銀様の引退
銀様からの謝罪を受け、狐の里の人達も悪感情を持っていないというのは一安心である……あるのだが……
「あの、真守は……」
あの時の記憶は全て覚えている。
好きだの愛してるだのと言った挙句に身体を縛って這いつくばらせ、その上に乗って犬扱いしてお尻を叩く……字面を並べてみたら、やらかしたなんて生易しいものでない。
「狼の巫女殿なら、あちらの里長に連れられて狼の里に向かったようじゃな?」
「狼の里の長?」
「日向を止めてくれた人コン。
あの人が里長の疋様だコン」
「ああ、あの巫女服を着崩してたワイルドな人!
え?あの人が里長なの?」
「そうじゃな……妾も会うたのは数十年ぶりになるか。
滅多に姿を現さぬ変わり者よ」
「そうなんですね」
暴走していた時の記憶になるが、その姿を思い出してみる。
高身長でスラリとした体型であり、胸元が大胆に空いた巫女服を着てタバコを吸っている、黒髪ロングの美人な女性であった。

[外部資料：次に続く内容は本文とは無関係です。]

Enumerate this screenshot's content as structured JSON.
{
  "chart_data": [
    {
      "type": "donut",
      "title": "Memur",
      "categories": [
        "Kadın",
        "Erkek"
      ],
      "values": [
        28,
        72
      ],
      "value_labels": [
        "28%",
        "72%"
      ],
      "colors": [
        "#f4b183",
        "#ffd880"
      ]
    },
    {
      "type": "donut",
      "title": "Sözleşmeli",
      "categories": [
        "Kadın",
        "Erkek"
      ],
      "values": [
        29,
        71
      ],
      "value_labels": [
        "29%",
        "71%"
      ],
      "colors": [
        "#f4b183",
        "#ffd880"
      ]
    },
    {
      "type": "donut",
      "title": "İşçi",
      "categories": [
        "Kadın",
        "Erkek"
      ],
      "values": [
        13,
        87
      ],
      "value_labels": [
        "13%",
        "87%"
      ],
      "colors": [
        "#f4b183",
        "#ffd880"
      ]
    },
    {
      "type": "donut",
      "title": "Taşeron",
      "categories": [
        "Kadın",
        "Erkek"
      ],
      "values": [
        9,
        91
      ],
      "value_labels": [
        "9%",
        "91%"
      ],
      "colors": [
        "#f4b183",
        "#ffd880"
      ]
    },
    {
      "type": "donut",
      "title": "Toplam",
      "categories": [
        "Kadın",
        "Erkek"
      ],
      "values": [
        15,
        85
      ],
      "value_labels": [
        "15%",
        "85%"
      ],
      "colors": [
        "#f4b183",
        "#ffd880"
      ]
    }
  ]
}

髪色が違うし、20代後半という見た目をしていたが、真守が大人に成長すればあんな風になるのかもしれない。
「……真守……」
会いたい……でも、あれだけの事をしておいて会うのはとても怖い。
狼の里に何をしに行ったのだろうか。
「狼の巫女殿ならそのうち元気に戻ってくるじゃろう。
その前に巫女殿に話しておかねばならぬ事があってのう」
「なんですか?」
「その前にここにもう一人呼んでもよいかのう?」
「ええ、もちろん構いませんよ」
「感謝する……紅蓮、入ってまいれ」
銀様に呼ばれて入ってきたのは、コンの父親である紅蓮さんだった。
今は他の皆と同じく狐の姿をしている。
「巫女殿、ご無事で何よりでございます」
「先程はご迷惑をおかけしました」
「いえ、大婆様も仰っていたでしょうが、責任は全てこの里にあります。
何もお気になさらずに」
「……分かりました」
正直、気にしないでというのは無理な話である、
それでも、里がそのような方針で私に接してくれるのであれば、その気持ちを無碍にすることは出来ないだろう。
「それで話なのじゃが……妾は完全に引退し、あとのことは里長である紅蓮に託す事にしたのじゃ」
「え!?」
銀様の突然の引退宣言に驚いて声をあげてしまった。
「いつまでも妾のような、頭の凝り固まった老人が上にいても良いことなど無いじゃろうからな。